NEW YORK – Baylor College of Medicine researchers are studying biomarkers associated with chemotherapy toxicity to guide treatment and potentially improve survival outcomes for Latino children with acute lymphoblastic leukemia.
The research project will analyze genomic sequencing data and clinical factors from leukemia patients treated at Texas Children's Cancer Center to identify any potential genetic or clinical biomarkers associated with methotrexate chemotherapy toxicity among Latino patients. Last month, The Cancer Prevention and Research Institute of Texas (CPRIT) awarded a $1.39 million grant to the project.
The effort is led by Brooke Bernhardt and Austin Brown, both assistant professors in the department of pediatrics, section of hematology-oncology, at Baylor College of Medicine.
"At Texas Children's, we have a very diverse patient population and we have unfortunately seen disparities in toxicity and in survival, particularly in pediatric leukemia," Bernhardt said. "This study really builds upon what we've started investigating to try and figure out the extent to which there are more toxicities and whether that changes outcomes. Instead of pinning risk only on Latino ethnicity, [we will study] if there is a genetic rationale that clusters in the Latino population that may be also present in other patients that puts these patients at higher risk of toxicity."
Bernhardt, who is also director of pharmacy at Texas Children's Global HOPE (Hematology/Oncology Pediatric Excellence), said previous research from Baylor and Texas Children's has found Latino leukemia patients are more likely to experience toxicity when treated with methotrexate. A study published in January by Texas Children's researchers, including Bernhardt and Brown, found that of 351 patients treated with high-dose methotrexate, 35 experienced neurotoxicity, and 71 percent of those were Latino. The study suggested that serum creatinine elevation greater than 50 percent after methotrexate infusion may indicate an increased risk for neurotoxicity among Latino children.
These neurotoxicities can include seizures or stroke-like symptoms, and patients who receive high-dose methotrexate may also experience kidney or liver toxicities. These side effects often cause dose interruptions or reductions so a patient can recover, Bernhardt said.
Oncologists can often catch side effects from methotrexate shortly after infusion by measuring serum creatinine, which is a biomarker of renal function, allowing them to add supportive care, Bernhardt said. But the researchers hope to identify a biomarker that can be tested prior to treatment to guide therapy.
To that end, they aim to evaluate several factors that may affect toxicity, including genomic biomarkers, in a larger population. The first part of the study will analyze SNP array data from about 2,000 patients whose blood samples were collected and banked by Texas Children's. This first analysis will be used as a discovery population, Brown said. The investigators will continue analyzing samples prospectively through Baylor's Reducing Ethnic Disparities in Acute Leukemia (REDIAL) Consortium, an ongoing effort to collect genomic, clinical, and biological data from more than 1,000 Hispanic pediatric leukemia patients across Texas and California. REDIAL patients also undergo whole-genome sequencing.
"For many years now at Texas Children's Hospital, we've been collecting peripheral blood samples or buccal saliva samples on patients once they reach remission, and we banked these samples with the intent of using them for future research," Brown said. "More recently with the prospective REDIAL initiative, we're doing a better job of systematically collecting these samples, which are often serial samples from individuals over time across all the sites."

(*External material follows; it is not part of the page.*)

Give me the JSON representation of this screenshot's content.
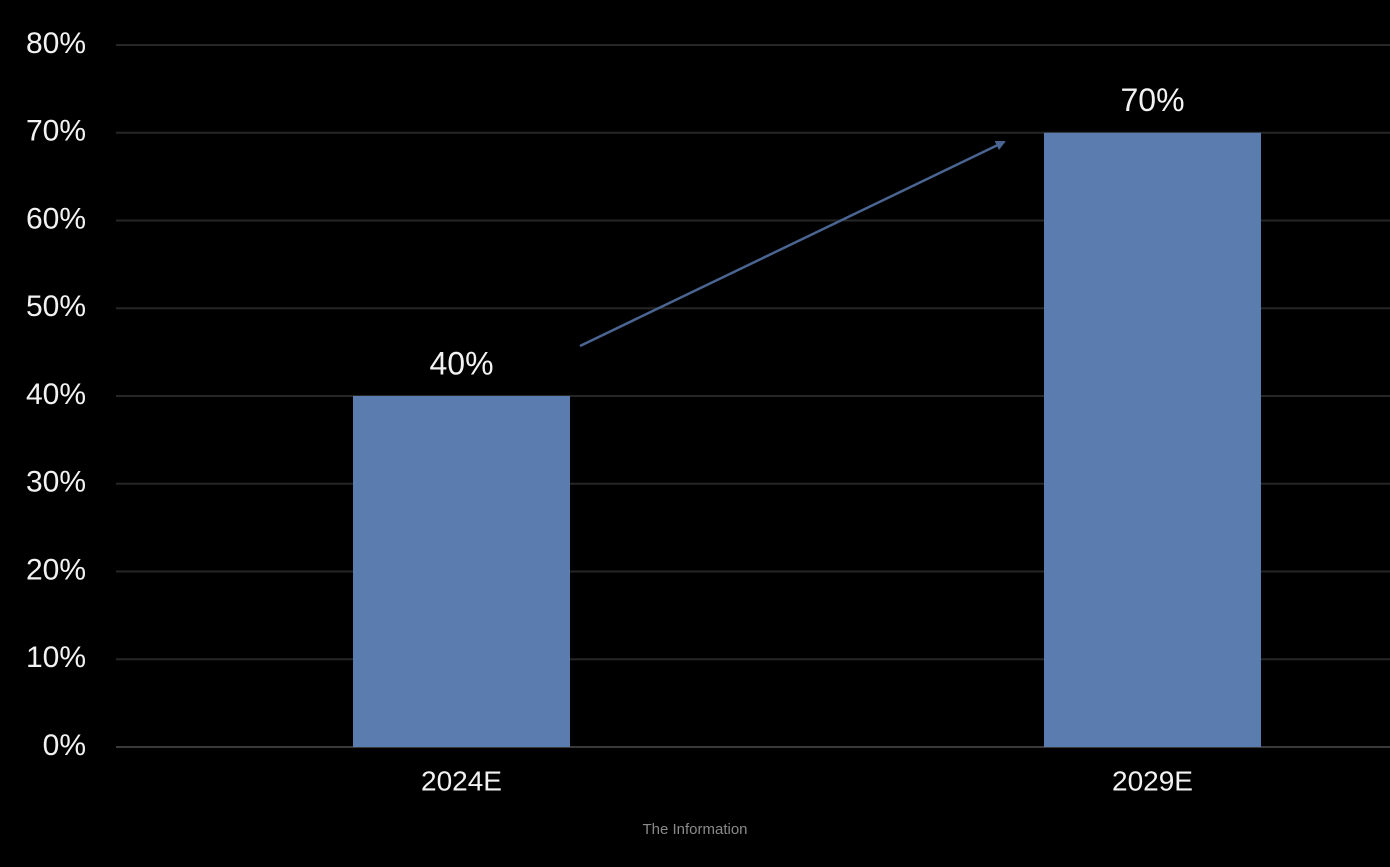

The goal is to implement new biomarker-guided treatment regimens for patients who may be at higher risk of methotrexate toxicity. Because methotrexate is a commonly used treatment for leukemia, the researchers aren't seeking to remove it but rather optimize it by changing dosage or infusion times, or adding supportive care for high-risk patients, Bernhardt said.
"We already do this for a [chemotherapy] drug called mercaptopurine where we need to look at a patient's genetic propensity to metabolize that drug by testing for an enzyme called thiopurine methyltransferase," Bernhardt explained. "Every patient with leukemia gets tested for that particular enzyme upfront [at Texas Children's]. We already do that across leukemia treatment, so it's not an unusual thing to consider that we'll also have to do that with methotrexate to fine-tune the treatment."
The ability to fine-tune methotrexate treatment may also improve survival outcomes for Latino leukemia patients by reducing dose interruptions, Bernhardt noted. Historically, Hispanic and Latino patients with acute lymphoblastic leukemia have had worse survival rates compared to non-Hispanic white patients. A 2016 study found 79 percent of Hispanic children with acute lymphoblastic leukemia lived for 10 years compared to 91 percent of white children.
"Latino and non-Latino Black children typically fare worse than their non-Latino white counterparts in terms of various outcomes, such as incidence, relapse, and survival, and this is true even with more contemporary therapy," Brown said. "This is something we've known for many years and it hasn't gone away as there's been continued improvements in the treatment of childhood ALL."